Description
About a year after the publication of the book “L’incanto della maschera. Origini e forme di una testa vuota”, Fernando Mastropasqua and Ferdinando Falossi present the second volume, “La poesia della maschera. Una testa vuota fonte di conoscenza”.
After the Enchantment, the Poetry. The mask is the theater.
“L’incanto della maschera” aimed to frame the culture of classical Greece, and in particular the theater and its concept of the metamorphosis of the actor, from an anthropological perspective. The Poetry of the Mask addresses the problem of the poetic language of the mask itself. We enter into the details of the three different genres of the Greek theater of the classical period: Comedy, Tragedy and Satyric Drama, and we see how the construction technique of the mask and its dynamics go hand in hand with the evolution of the theatrical language.

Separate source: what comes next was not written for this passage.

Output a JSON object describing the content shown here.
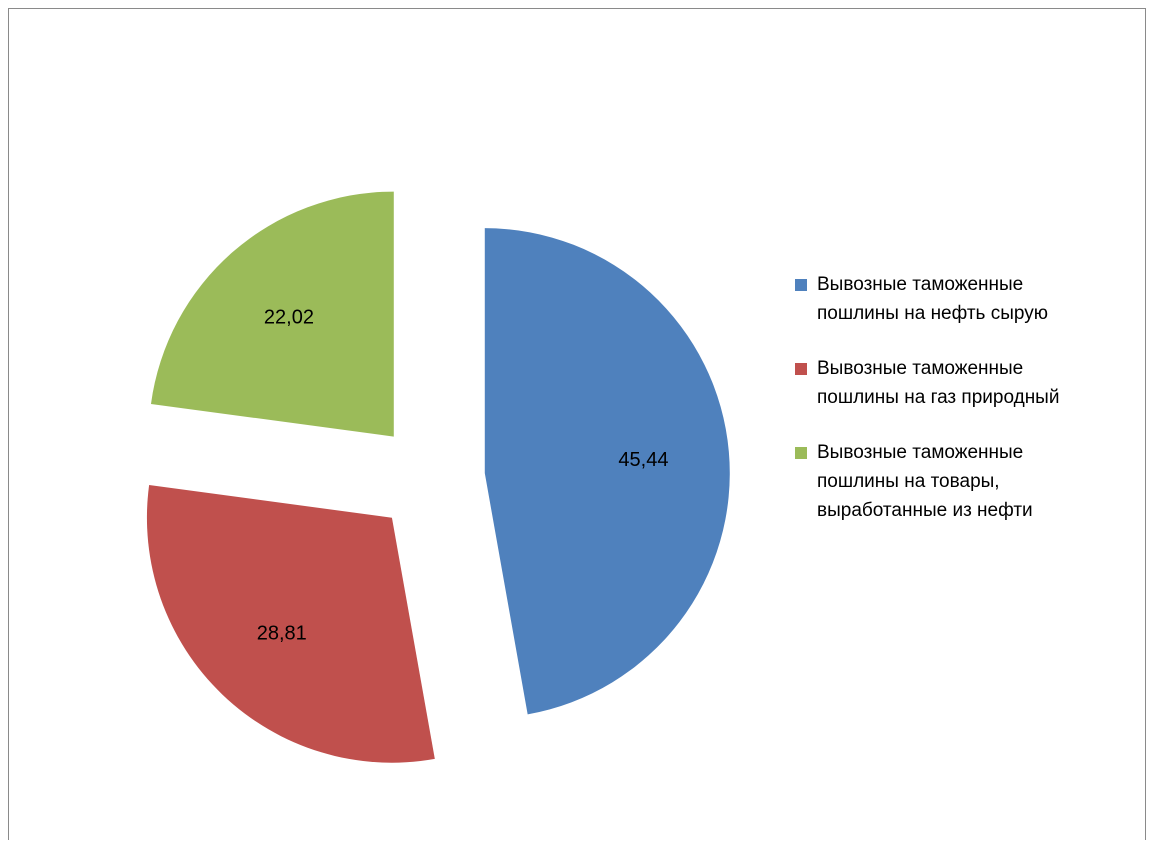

The mask is generated in the sphere of revelation of the sacred. Its original emergence is a cavity inhabited by alien and unknown powers capable of pouring the visible manifestation of their presence beyond the void. Imbued with spiritual substance, it stands in the first instance as a cultural phenomenon of communication, but soon expands its iconic language beyond the boundaries of the supernatural. The cavity opens all the ways of metamorphosis. If being the original, and not simply representing it, is the specific of the icon, then, when what becomes present is no longer a spirit or a god but the pain of man or his ability to laugh at his own being born , that cry and that laugh acquire the dimension of an experiential knowledge of life. When the mask welcomes the vital needs of the human sphere, or in the theater season, the liturgical verb becomes poetic language and, at the origins of our culture, art forms such as tragedy, comedy, satyric drama are born. . From that moment on, the hollow space of the mask welcomes a multiplicity of beings to whom it will give voice and expression, but wearing an icon and becoming what a mask makes present will continue to contaminate even what is exquisitely human with the sacred.